The worst riot began a week later on a Lake Michigan beach in Chicago when a black boy drifted into the "whites only" swimming area. White swimmers demanded that the boy return to his section of the beach and some threw stones at him. The youth drowned, but there was no indication that he had been stoned. Accepting this report as true, a number of negroes crossed the dividing line to the white section of the beach and demanded satisfaction. Rumors of the incident sparked thirteen days of violence despite the presence of the state militia. The police were unable to control the situation.

From the beaches, the rioting spread through the "Black Belt," and for several days this part of the city was the scene of much disorder, accompanied by shooting, stabbings, assaults and some incendiarism.
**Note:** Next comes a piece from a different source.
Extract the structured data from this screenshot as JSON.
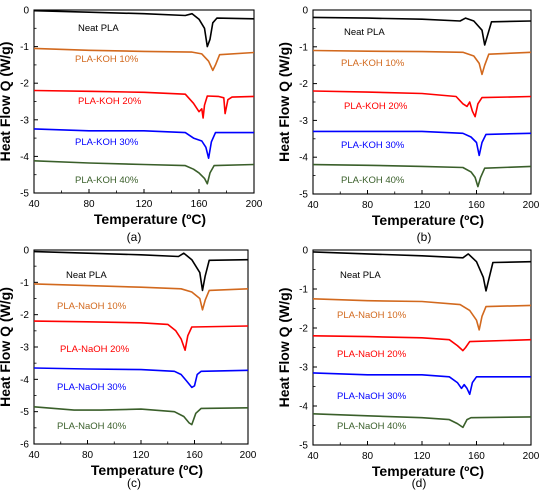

On July 28th, five negroes and nine whites were killed in a battle lasting five hours, the blacks firing from windows, roofs and other points of vantage. On the following day the battle continued with unabated fury. Fourteen participants were killed and 500 injured. One negro who had been riddled with bullets, was burned to a cinder. Hundreds of rioters were arrested for carrying concealed weapons or for disorderly conduct.

On July 30th, on request of the mayor of Chicago, Gov. Frank O. Lowden called out 5,000 State Troops. Members of the National Guard and veterans of the World War also assisted. On July 31st, 36 incendiary fires were started with the evident purpose of "smoking out" the blacks; one negro was killed and six negroes were badly beaten. By August 3d calm had been restored throughout Chicago and five days later the 6,000 state troops guarding the city were sent home. In the end 38 people died, including 15 whites and 23 blacks, and 537 people were injured.
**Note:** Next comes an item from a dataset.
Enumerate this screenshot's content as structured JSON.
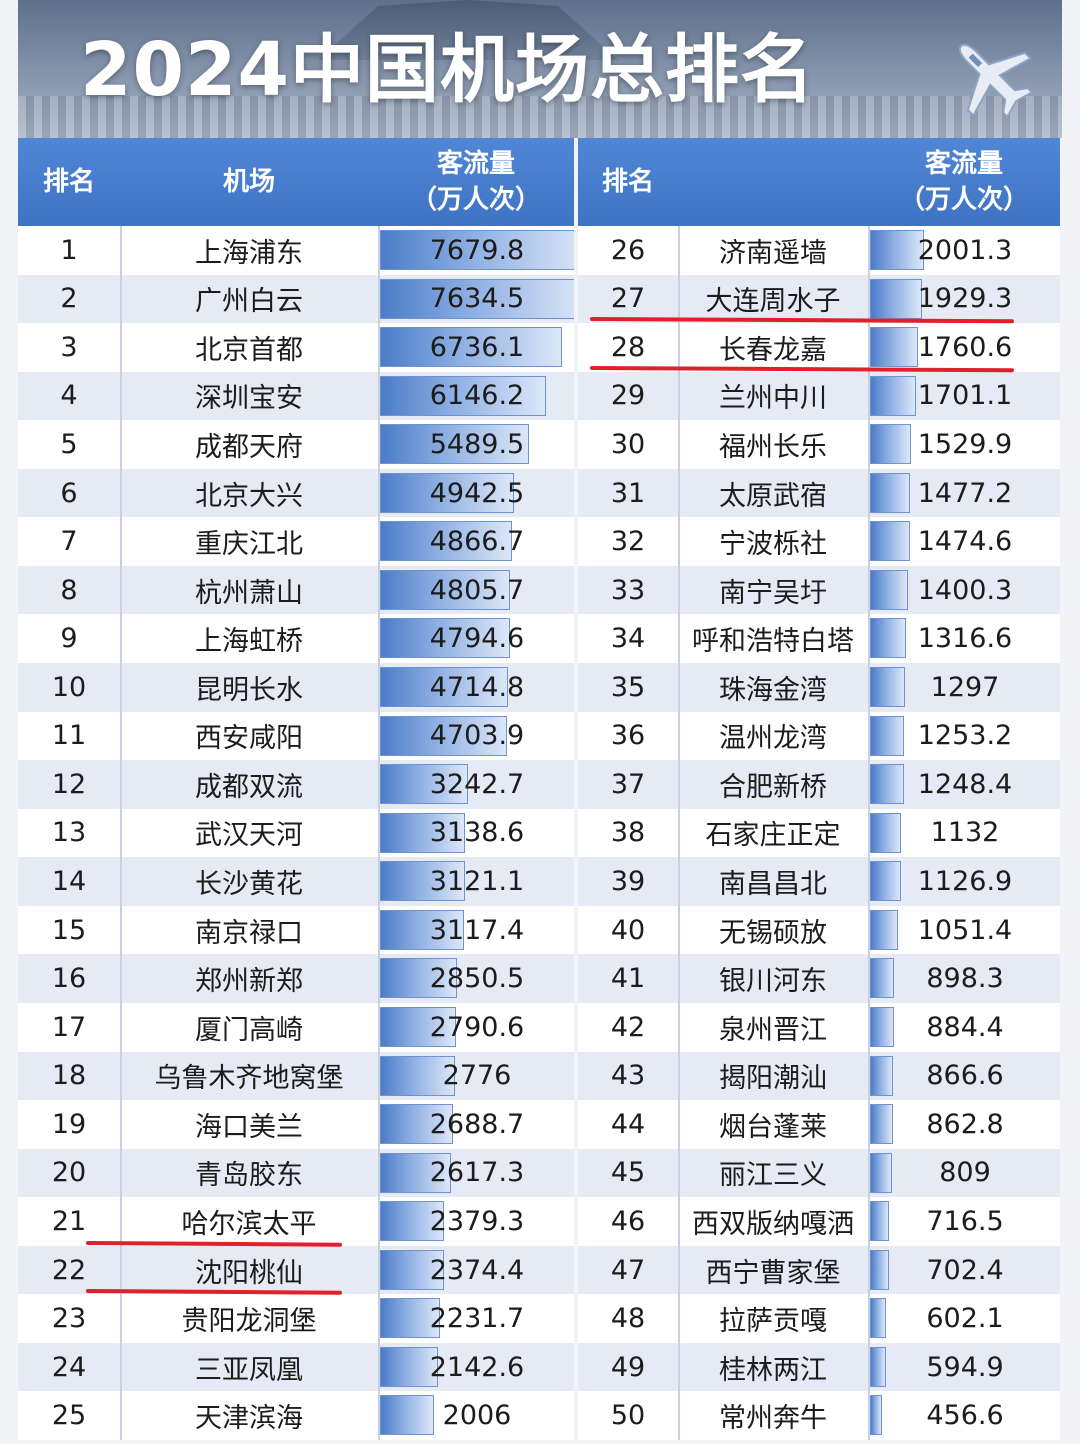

At Omaha, Nebraska, on September 19th, a mob of several thousand white citizens stormed the Douglas County Court House in their efforts to seize William Brown a negro confined in the jail there awaiting trial for an alleged assault on a white girl named Lobeck. The police held back the mob for a time. Mayor E. P. Smith of Omaha, a former law partner of counsel for the negro's defense, attempted to quell the disturbance by appealing to the rioters to await the orderly processes of the law. In the midst of his address he was seized, a rope placed around his neck and he was strung up twice, being cut down when life was almost extinct. He recovered after two weeks' hospital treatment. After assaulting the mayor, the rioters set fire to the $1,000,000 courthouse, which was practically destroyed, and secured the prisoner. He was immediately hanged and his body burned to a crisp. Fifteen hundred Federal troops were sent to the scene from Fort Crook and Fort Omaha. Gen. Leonard Wood, Commander of the Central Department, arrived on September 30th, and quickly restored order. During the rioting Louis Young, a 17 years old boy, was shot and killed by the police while attempting to enter the courthouse, and a man named H. J. Hykell was fatally injured. Hundreds of persons sustained injuries. Of the hundreds of rioters arrested, 150 were charged with murder, being identified from photographs taken during the disturbance.
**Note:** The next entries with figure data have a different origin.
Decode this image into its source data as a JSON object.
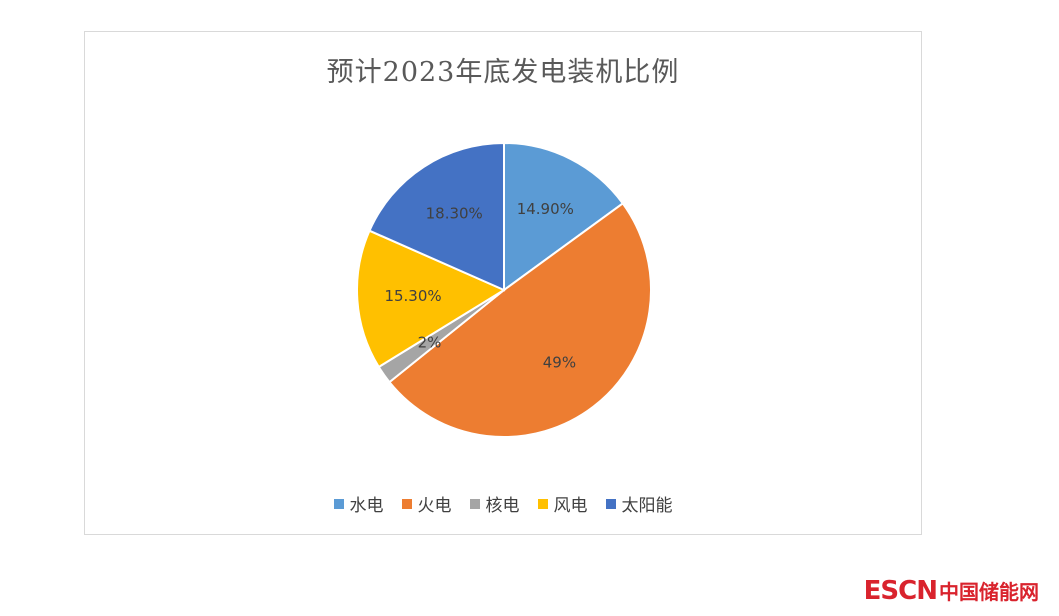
{
  "chart_data": {
    "type": "pie",
    "title": "预计2023年底发电装机比例",
    "categories": [
      "水电",
      "火电",
      "核电",
      "风电",
      "太阳能"
    ],
    "values": [
      14.9,
      49,
      2,
      15.3,
      18.3
    ],
    "data_labels": [
      "14.90%",
      "49%",
      "2%",
      "15.30%",
      "18.30%"
    ],
    "colors": [
      "#5b9bd5",
      "#ed7d31",
      "#a5a5a5",
      "#ffc000",
      "#4472c4"
    ],
    "legend_position": "bottom"
  },
  "brand": {
    "en": "ESCN",
    "cn": "中国储能网",
    "color": "#d9232d"
  }
}
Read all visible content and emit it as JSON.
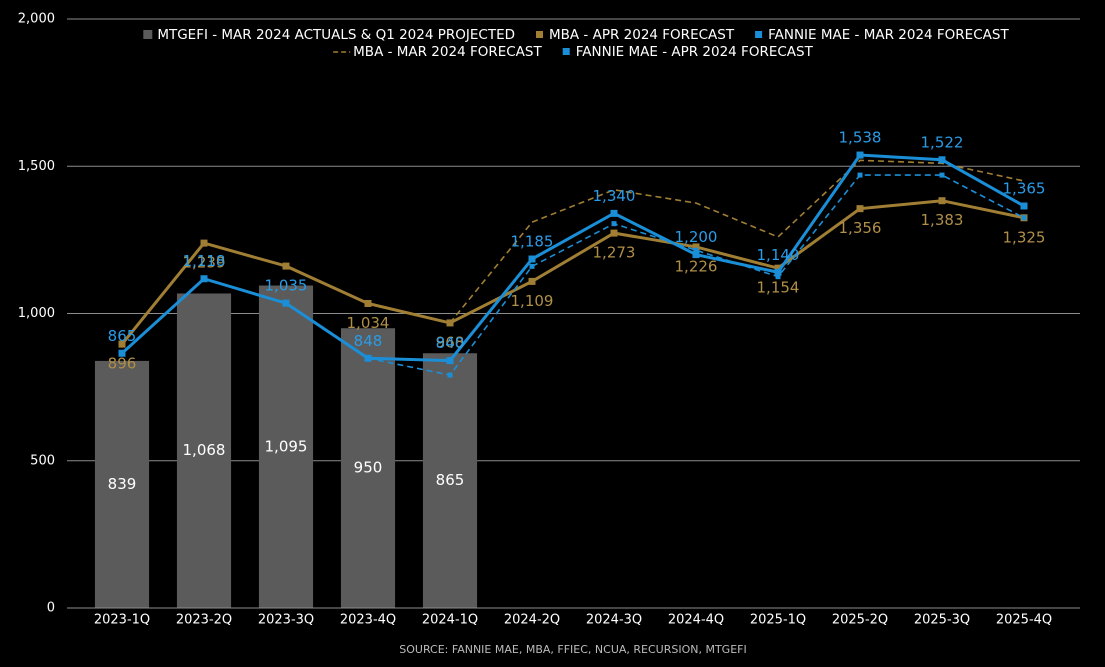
{
  "chart_data": {
    "type": "bar",
    "categories": [
      "2023-1Q",
      "2023-2Q",
      "2023-3Q",
      "2023-4Q",
      "2024-1Q",
      "2024-2Q",
      "2024-3Q",
      "2024-4Q",
      "2025-1Q",
      "2025-2Q",
      "2025-3Q",
      "2025-4Q"
    ],
    "ylim": [
      0,
      2000
    ],
    "yticks": [
      0,
      500,
      {
        "value": 1000,
        "label": "1,000"
      },
      {
        "value": 1500,
        "label": "1,500"
      },
      {
        "value": 2000,
        "label": "2,000"
      }
    ],
    "grid": true,
    "note": "SOURCE: FANNIE MAE, MBA, FFIEC, NCUA, RECURSION, MTGEFI",
    "series": [
      {
        "name": "MTGEFI - MAR 2024 ACTUALS & Q1 2024 PROJECTED",
        "type": "bar",
        "color": "#5b5b5b",
        "values": [
          839,
          1068,
          1095,
          950,
          865,
          null,
          null,
          null,
          null,
          null,
          null,
          null
        ],
        "value_labels": [
          "839",
          "1,068",
          "1,095",
          "950",
          "865",
          null,
          null,
          null,
          null,
          null,
          null,
          null
        ]
      },
      {
        "name": "MBA - APR 2024 FORECAST",
        "type": "line",
        "color": "#a07f35",
        "dashed": false,
        "marker": true,
        "label_side": "below",
        "values": [
          896,
          1239,
          1161,
          1034,
          968,
          1109,
          1273,
          1226,
          1154,
          1356,
          1383,
          1325
        ],
        "value_labels": [
          "896",
          "1,239",
          null,
          "1,034",
          "968",
          "1,109",
          "1,273",
          "1,226",
          "1,154",
          "1,356",
          "1,383",
          "1,325"
        ]
      },
      {
        "name": "FANNIE MAE - MAR 2024 FORECAST",
        "type": "line",
        "color": "#1a8fd8",
        "dashed": true,
        "marker": true,
        "values": [
          null,
          null,
          null,
          848,
          791,
          1160,
          1305,
          1215,
          1125,
          1470,
          1470,
          1325
        ]
      },
      {
        "name": "MBA - MAR 2024 FORECAST",
        "type": "line",
        "color": "#a07f35",
        "dashed": true,
        "marker": false,
        "values": [
          null,
          null,
          null,
          null,
          968,
          1310,
          1420,
          1375,
          1260,
          1520,
          1510,
          1450
        ]
      },
      {
        "name": "FANNIE MAE - APR 2024 FORECAST",
        "type": "line",
        "color": "#1a8fd8",
        "dashed": false,
        "marker": true,
        "label_side": "above",
        "values": [
          865,
          1118,
          1035,
          848,
          840,
          1185,
          1340,
          1200,
          1140,
          1538,
          1522,
          1365
        ],
        "value_labels": [
          "865",
          "1,118",
          "1,035",
          "848",
          "840",
          "1,185",
          "1,340",
          "1,200",
          "1,140",
          "1,538",
          "1,522",
          "1,365"
        ]
      }
    ]
  }
}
Dreadful race riots broke out at Elaine, Arkansas, on October 1 and 2, 1919. At the time many African-American sharecroppers had not received their share of wages and they wanted to join the Progressive Farmers and Household Union of America. The killing of W. D. Adkins, a railroad special agent at Elaine, on September 30, was the immediate cause of the conflict between the whites and blacks. For several days there was serious fighting between the two races throughout Phillips' County, but with the arrival of 500 Regular Army troops the disturbance was quelled. In the rioting eleven negroes and five white men were killed. At the end of the violence, 65 African-Americans were brought to trial. Twelve were sentenced to death and the others appealed to higher courts. With assistance from the (then) newly formed National Association for the Advancement of Colored People (NAACP), the condemned men were set free.